Thursday, January 21, 2021
Doing it differently
I really enjoyed the Doing Data Differently project because it was a move out of my comfort zone and into the realms of educational data - an area that I'd previously been extremely wary of. Cathy has written a great blogpost about the project, there are several journal publications out there and some examples of the postcards and discussions can be seen here. But just like all of the projects and initiatives that I've been involved in, there's so much more to that work that can't easily be told.

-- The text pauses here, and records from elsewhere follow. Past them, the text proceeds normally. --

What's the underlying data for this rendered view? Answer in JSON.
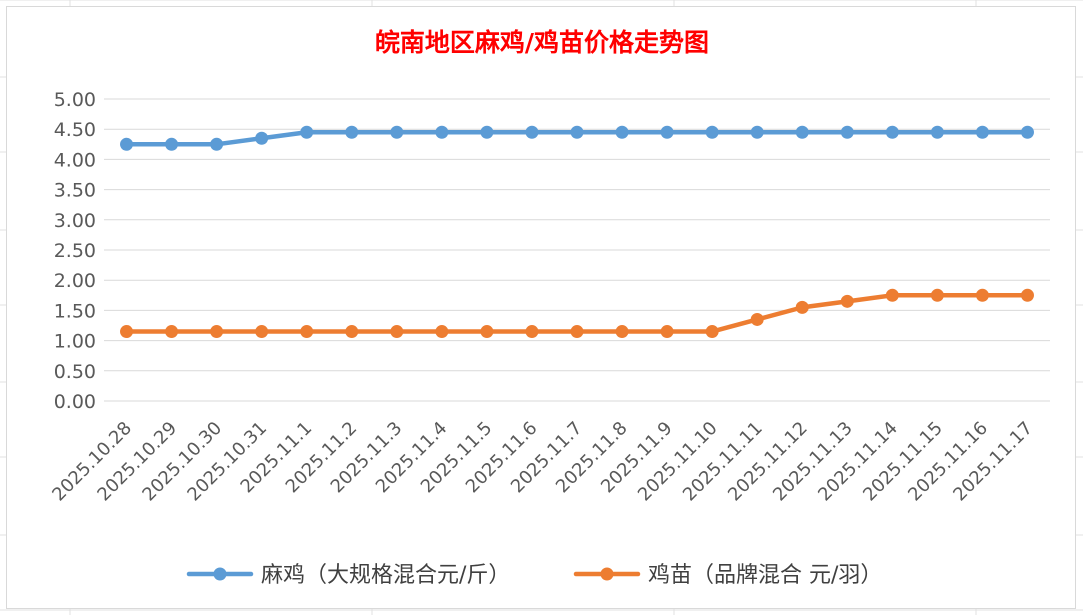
{
  "chart_data": {
    "type": "line",
    "title": "皖南地区麻鸡/鸡苗价格走势图",
    "xlabel": "",
    "ylabel": "",
    "ylim": [
      0,
      5
    ],
    "y_ticks": [
      "0.00",
      "0.50",
      "1.00",
      "1.50",
      "2.00",
      "2.50",
      "3.00",
      "3.50",
      "4.00",
      "4.50",
      "5.00"
    ],
    "grid": true,
    "legend_position": "bottom",
    "categories": [
      "2025.10.28",
      "2025.10.29",
      "2025.10.30",
      "2025.10.31",
      "2025.11.1",
      "2025.11.2",
      "2025.11.3",
      "2025.11.4",
      "2025.11.5",
      "2025.11.6",
      "2025.11.7",
      "2025.11.8",
      "2025.11.9",
      "2025.11.10",
      "2025.11.11",
      "2025.11.12",
      "2025.11.13",
      "2025.11.14",
      "2025.11.15",
      "2025.11.16",
      "2025.11.17"
    ],
    "series": [
      {
        "name": "麻鸡（大规格混合元/斤）",
        "color": "#5b9bd5",
        "values": [
          4.25,
          4.25,
          4.25,
          4.35,
          4.45,
          4.45,
          4.45,
          4.45,
          4.45,
          4.45,
          4.45,
          4.45,
          4.45,
          4.45,
          4.45,
          4.45,
          4.45,
          4.45,
          4.45,
          4.45,
          4.45
        ]
      },
      {
        "name": "鸡苗（品牌混合 元/羽）",
        "color": "#ed7d31",
        "values": [
          1.15,
          1.15,
          1.15,
          1.15,
          1.15,
          1.15,
          1.15,
          1.15,
          1.15,
          1.15,
          1.15,
          1.15,
          1.15,
          1.15,
          1.35,
          1.55,
          1.65,
          1.75,
          1.75,
          1.75,
          1.75
        ]
      }
    ]
  }
}
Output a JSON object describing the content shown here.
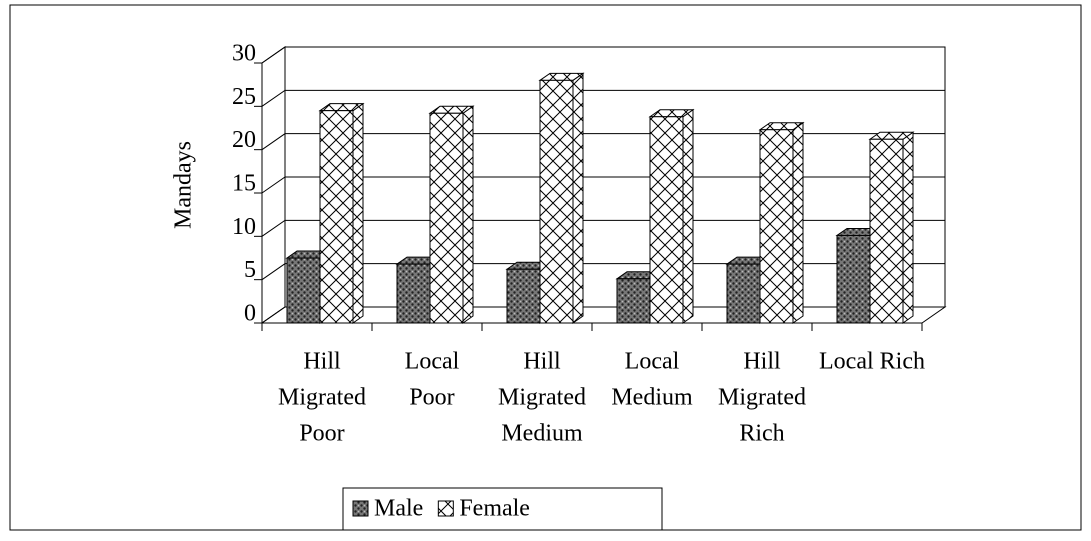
{
  "chart_data": {
    "type": "bar3d",
    "y_label": "Mandays",
    "categories": [
      [
        "Hill",
        "Migrated",
        "Poor"
      ],
      [
        "Local",
        "Poor"
      ],
      [
        "Hill",
        "Migrated",
        "Medium"
      ],
      [
        "Local",
        "Medium"
      ],
      [
        "Hill",
        "Migrated",
        "Rich"
      ],
      [
        "Local Rich"
      ]
    ],
    "series": [
      {
        "name": "Male",
        "color": "#555555",
        "values": [
          7.5,
          6.8,
          6.2,
          5.1,
          6.8,
          10.1
        ]
      },
      {
        "name": "Female",
        "color": "#ffffff",
        "values": [
          24.5,
          24.2,
          28,
          23.8,
          22.3,
          21.2
        ]
      }
    ],
    "ylim": [
      0,
      30
    ],
    "yticks": [
      0,
      5,
      10,
      15,
      20,
      25,
      30
    ],
    "grid": true,
    "legend": "bottom"
  }
}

I notice the same phenomenon with many doctoral students I work with - it's often as if the pulse that animates the work has grown faint, or it's essence has somehow evaporated. The skill in getting a successful outcome is rather like an alchemical process of bringing something meaningful into existence even as it threatens to disappear. Educational projects are nearly always greater than the sum of their parts. And like good teaching you can never be entirely sure about what has really happened. Of course you can have plans and objectives, you can predict some outcomes, and even measure them, but then there's always the particular atmosphere and the sense of being there. Those restless modulations and mutations of affect resist clear verbal description. The complexity and heterogeneity of entangled experience baffles us, and the unanticipated, unpredictable and sometimes unknowable effects slip through our fingers. When we try to include these in our writing what was always messy, as John Law observes, seems to become even messier - and quite a number of us have fallen into that particular trap! Despite these pitfalls I think it's still worth the effort of producing accounts that acknowledge the missing elements, of trying to capture the things that get lost, and of saying the unsayable - or at least gesturing towards it. After all it's very often those very things that should be returned to, and not necessarily the detail that gets written up (although that might be important in other ways, too).